The Buckhead Community Improvement District presented plans for a more walkable Lenox Road Sept. 6 to an optimistic crowd that mostly welcomed the plans for new multi-use trails along the major corridor.
The hope of the project is to get Lenox Road to “at least resemble a city street,” complete with walkable trails that can also be used by cyclists, instead of place for only cars, Darion Dunn, the CID’s director of capital improvements and planning, said at the meeting held at the Buckhead Library. About 30 people attended the meeting.
The project is part of the recently released “Buckhead REdeFINED” master plan and would bring new multi-use trails to Lenox Road from Piedmont to East Paces Ferry Road. The proposed trails would be 10 feet wide, allowing use by both pedestrians and cyclists. The plan would also install new crosswalks, allowing for the first time legal crossing of Ga. 400 ramps at the interchange with Lenox Road. One of the trails would connect to PATH400.
To be able to have enough room for the trails, the Lenox Road lanes would be narrowed from 12 feet to 11 or 10 feet in different areas. This narrowing would also lower car speeds, making the road safer for pedestrians and drivers, Steven Hopper, a landscape architect at Stantec, explained.
“What we are trying to do with the plan is to bring more connectivity, accessibility and safety to the road,” Hopper said.
The CID created the Lenox Road Scoping Study with the help of planning firm Stantec, a required step to get the Georgia Department of Transportation, which controls the road, to sign off on the project.
The CID will hold at least one more public meeting on the project, use input from the meetings to tweak the plan if needed and then submit it to GDOT for approval, Dunn said. The CID will then work to obtain funding for the project and put out requests for bids for the construction. Dunn said construction can be expected to begin within two to three years.
Work on the section of Lenox Road from Peachtree Road to East Paces Ferry Road will likely occur first, Dunn said. That part of Lenox is controlled by the city of Atlanta, which Dunn said has expressed support of the project. A boardwalk will be created along Lenox Road in this section.
That section of Lenox also runs along Lenox Square mall, and the project will benefit from having the support of the mall’s manager, Robin Suggs, on the CID board, Dunn said.

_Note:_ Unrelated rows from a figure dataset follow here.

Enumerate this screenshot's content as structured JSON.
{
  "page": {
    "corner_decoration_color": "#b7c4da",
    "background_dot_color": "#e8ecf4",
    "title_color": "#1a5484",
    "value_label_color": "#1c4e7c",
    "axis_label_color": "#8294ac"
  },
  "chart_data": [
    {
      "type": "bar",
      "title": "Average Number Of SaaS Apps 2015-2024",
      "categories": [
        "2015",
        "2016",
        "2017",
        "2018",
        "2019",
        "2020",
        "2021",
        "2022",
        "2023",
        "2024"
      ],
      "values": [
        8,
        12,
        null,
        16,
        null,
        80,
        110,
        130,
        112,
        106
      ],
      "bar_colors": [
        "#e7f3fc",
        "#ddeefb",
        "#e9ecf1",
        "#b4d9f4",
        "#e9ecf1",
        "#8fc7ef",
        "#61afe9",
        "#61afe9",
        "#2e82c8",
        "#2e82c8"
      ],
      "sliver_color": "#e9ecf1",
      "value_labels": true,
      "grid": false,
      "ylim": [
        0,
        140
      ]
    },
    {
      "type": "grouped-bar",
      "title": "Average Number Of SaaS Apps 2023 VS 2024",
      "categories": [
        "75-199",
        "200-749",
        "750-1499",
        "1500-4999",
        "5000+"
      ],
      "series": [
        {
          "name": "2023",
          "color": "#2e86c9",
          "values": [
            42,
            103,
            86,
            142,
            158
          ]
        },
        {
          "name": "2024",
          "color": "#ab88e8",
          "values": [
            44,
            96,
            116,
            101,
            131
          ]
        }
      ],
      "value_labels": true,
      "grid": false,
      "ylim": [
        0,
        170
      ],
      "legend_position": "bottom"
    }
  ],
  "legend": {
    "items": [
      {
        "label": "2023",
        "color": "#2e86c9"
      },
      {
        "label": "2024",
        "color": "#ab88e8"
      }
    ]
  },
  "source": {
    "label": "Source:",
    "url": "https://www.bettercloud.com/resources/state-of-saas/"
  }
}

Suggs attended the open house and expressed support the project, giving a thumbs up and saying, “this is a good thing.”
“I think the boardwalk development will be a nice addition and the project will improve connectivity to Phipps [Plaza] which is always a tough thing when you’re crossing so many streets,” Suggs said.
Ben Howard, the president of the Buckhead Condo Alliance, also expressed support, saying it will bring pedestrians to the area and allow people to have an option other than driving.
“There aren’t many pedestrians now, but it’s because there is really nowhere to walk. This will bring pedestrians and give people options,” Howard said.
Sally Flocks, the president and CEO of PEDS, which advocates for safer pedestrian access in Atlanta, approves of the project.
“I’m glad to see the wide sidewalks. Most of this does look like its making it better,” Flocks said. “It’s crazy to have high-density housing and lots of jobs with roads that don’t work for people.”
Gordon Certain, the president of the North Buckhead Civic Association, said he is worried there will not be enough done to educate drivers there are now crosswalks running across the Ga. 400 ramps.
“You can cross there, but you’ll get run over,” Certain said. “People need to be able to cross [Ga. 400]. To be able to cross is good, to be able to do it safely would be better.”
Mindy Biggs, who lives on Ferncliffe Road, which is off of Lenox Road south of East Paces Ferry Road, said she agrees changes need to be made to make the area more walkable and approves of the project proposals.
“I think the concept is really good and trying to make it more pedestrian friendly is good,” Biggs said. She added that trying to cross streets or walk in some areas currently is “just plain scary.”
“I applaud the people who are trying to do something to improve it,” she said.